Caught by surprise, the creature -- I later found out it is known to the locals as a dyapnid -- did not put up much of a fight -- at first. It went down as if to Shad's command. But its leathery hide must have been able to withstand Shad's penetration, for after it had feigned death long enough for Shad to release his death grip, the creature reared from the floor where it has laid prone, and in a reversal of Shad's attack, clamped its mandibles onto Shad's neck and clean ripped out his throat.

It all happened so relatively quickly that all I could do was grasp poor Shad as he fell away from those razor sharp mandibles and cower in the corner over his body, as the last gasps left him -- again, as it were. The dyapnid paid no heed to my sobs simply staring into my soul with its soulless eyes. But then to my amazement, the murk seemed to volumise in the shack, and Shad was up again and growing larger and more shaggy, his eyes the size of saucers, the colour of the moon. He howled madly at the dyapnid, and launched himself at it, his teeth ripping into its head.
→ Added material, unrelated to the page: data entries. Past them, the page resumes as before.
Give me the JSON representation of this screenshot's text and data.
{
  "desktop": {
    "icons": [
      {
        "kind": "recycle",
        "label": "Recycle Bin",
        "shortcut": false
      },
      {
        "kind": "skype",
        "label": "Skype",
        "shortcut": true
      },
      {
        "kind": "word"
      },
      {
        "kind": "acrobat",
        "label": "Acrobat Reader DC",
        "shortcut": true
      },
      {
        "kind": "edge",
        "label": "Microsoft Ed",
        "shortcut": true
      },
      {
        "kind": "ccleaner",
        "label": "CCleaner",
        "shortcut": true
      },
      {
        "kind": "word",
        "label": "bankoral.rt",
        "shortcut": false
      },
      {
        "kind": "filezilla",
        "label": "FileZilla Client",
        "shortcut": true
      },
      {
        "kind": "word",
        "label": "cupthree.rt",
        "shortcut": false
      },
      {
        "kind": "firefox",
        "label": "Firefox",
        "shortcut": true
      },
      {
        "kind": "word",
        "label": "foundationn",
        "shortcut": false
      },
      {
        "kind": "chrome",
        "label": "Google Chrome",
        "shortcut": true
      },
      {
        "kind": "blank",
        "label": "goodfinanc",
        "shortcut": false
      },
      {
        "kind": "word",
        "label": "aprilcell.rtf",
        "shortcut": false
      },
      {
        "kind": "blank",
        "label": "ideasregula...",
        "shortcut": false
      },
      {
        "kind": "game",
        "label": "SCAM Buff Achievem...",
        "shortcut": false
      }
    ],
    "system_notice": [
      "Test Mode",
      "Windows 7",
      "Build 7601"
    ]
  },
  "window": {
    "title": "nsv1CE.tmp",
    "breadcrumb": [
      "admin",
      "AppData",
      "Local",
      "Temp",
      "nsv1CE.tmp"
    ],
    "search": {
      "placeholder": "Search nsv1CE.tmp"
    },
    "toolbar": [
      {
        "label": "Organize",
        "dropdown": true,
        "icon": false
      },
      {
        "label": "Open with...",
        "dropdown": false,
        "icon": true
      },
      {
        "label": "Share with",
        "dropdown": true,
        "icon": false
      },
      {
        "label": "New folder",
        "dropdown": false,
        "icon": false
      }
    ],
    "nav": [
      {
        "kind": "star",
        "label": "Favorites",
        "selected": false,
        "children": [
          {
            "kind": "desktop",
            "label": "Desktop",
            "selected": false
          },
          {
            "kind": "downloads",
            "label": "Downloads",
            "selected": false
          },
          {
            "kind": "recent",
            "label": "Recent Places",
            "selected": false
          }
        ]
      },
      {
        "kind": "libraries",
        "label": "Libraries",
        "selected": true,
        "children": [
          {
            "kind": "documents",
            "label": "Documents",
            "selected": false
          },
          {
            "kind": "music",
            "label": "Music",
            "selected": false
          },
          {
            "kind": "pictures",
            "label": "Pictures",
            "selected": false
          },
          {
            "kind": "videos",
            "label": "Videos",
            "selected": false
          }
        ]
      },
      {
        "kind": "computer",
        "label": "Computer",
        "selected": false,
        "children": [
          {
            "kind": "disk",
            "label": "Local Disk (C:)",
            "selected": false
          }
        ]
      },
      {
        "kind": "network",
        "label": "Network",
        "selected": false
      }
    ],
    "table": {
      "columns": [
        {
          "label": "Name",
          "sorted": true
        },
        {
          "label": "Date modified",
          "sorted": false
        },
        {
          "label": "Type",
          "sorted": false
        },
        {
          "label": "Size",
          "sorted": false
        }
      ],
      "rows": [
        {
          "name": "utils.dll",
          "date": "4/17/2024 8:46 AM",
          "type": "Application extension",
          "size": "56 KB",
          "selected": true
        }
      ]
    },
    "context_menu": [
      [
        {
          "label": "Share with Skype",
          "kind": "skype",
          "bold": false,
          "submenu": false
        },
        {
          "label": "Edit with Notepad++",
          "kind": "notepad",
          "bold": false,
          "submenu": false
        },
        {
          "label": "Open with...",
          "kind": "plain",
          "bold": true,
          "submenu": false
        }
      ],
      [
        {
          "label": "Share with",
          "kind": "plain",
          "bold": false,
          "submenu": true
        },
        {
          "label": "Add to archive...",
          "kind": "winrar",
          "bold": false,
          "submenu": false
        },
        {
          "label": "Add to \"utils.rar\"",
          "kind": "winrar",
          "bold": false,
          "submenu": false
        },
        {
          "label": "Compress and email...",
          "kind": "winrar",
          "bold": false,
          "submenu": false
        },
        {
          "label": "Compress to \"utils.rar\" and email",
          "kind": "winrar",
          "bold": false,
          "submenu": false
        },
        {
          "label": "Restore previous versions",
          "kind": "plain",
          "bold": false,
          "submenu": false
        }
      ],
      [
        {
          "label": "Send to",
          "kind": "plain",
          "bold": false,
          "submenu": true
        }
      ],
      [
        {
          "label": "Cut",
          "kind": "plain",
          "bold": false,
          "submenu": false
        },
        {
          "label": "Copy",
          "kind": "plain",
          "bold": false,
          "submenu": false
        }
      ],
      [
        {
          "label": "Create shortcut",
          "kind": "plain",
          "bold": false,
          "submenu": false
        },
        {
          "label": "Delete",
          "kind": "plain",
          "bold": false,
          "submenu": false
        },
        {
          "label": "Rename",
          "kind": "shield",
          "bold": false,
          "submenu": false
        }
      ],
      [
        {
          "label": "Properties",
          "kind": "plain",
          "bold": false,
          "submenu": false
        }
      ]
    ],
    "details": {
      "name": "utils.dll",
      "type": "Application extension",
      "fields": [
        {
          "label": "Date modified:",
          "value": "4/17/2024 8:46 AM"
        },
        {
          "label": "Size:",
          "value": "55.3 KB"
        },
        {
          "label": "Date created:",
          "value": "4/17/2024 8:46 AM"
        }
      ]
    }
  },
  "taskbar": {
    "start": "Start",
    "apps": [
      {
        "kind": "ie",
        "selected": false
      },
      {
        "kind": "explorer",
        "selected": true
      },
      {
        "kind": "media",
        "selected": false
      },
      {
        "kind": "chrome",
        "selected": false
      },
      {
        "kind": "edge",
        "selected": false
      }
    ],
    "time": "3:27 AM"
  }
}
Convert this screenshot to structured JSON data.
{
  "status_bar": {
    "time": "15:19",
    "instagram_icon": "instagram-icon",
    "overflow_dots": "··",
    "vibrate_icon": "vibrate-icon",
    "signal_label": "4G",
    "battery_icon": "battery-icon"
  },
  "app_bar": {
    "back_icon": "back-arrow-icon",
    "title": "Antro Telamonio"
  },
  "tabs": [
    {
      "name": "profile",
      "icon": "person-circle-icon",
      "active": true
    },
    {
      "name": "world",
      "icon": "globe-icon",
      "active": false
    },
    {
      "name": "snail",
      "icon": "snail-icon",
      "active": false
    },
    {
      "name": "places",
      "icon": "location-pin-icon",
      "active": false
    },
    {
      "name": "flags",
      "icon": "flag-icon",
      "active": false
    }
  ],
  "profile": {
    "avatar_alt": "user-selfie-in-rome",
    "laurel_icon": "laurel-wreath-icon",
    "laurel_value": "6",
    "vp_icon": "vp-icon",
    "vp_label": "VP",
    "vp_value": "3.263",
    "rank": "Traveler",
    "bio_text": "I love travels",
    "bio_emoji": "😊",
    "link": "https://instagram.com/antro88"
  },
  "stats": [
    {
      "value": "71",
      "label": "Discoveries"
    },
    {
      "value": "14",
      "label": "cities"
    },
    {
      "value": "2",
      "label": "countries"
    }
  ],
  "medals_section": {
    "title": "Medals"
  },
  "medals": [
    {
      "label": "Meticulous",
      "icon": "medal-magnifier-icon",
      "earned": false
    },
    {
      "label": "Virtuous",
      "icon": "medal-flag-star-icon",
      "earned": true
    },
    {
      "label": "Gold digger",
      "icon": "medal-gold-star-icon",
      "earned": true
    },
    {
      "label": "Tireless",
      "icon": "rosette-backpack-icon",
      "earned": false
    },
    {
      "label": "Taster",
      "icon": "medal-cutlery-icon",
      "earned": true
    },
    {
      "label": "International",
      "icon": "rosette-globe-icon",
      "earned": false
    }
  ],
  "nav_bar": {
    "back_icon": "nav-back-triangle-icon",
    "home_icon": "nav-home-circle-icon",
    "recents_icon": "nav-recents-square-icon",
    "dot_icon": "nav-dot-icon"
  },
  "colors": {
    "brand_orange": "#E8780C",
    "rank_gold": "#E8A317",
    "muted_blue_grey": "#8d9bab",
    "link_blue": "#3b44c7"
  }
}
The dyapnid reared up to defend itself, but then under the pressure of Shad's onrushing force, toppled onto its back, exposing its belly. Shad's rabid teeth cut fresh wounds that squirted turquoise blood.

That was when I knew Shad was a barghuest -- an undead hound sent to protect me -- and when he's not doing that, get himself up to some serious haunting. I now knows we got this bond that was capable of crossing the void that lies between the planes of life and death, and Shad was just attracted back to me by this bond forged in the darkness of the Wisewood.

After that, Pip, said Van, draining what was left of another pint, my soul seemed to be restored for the better.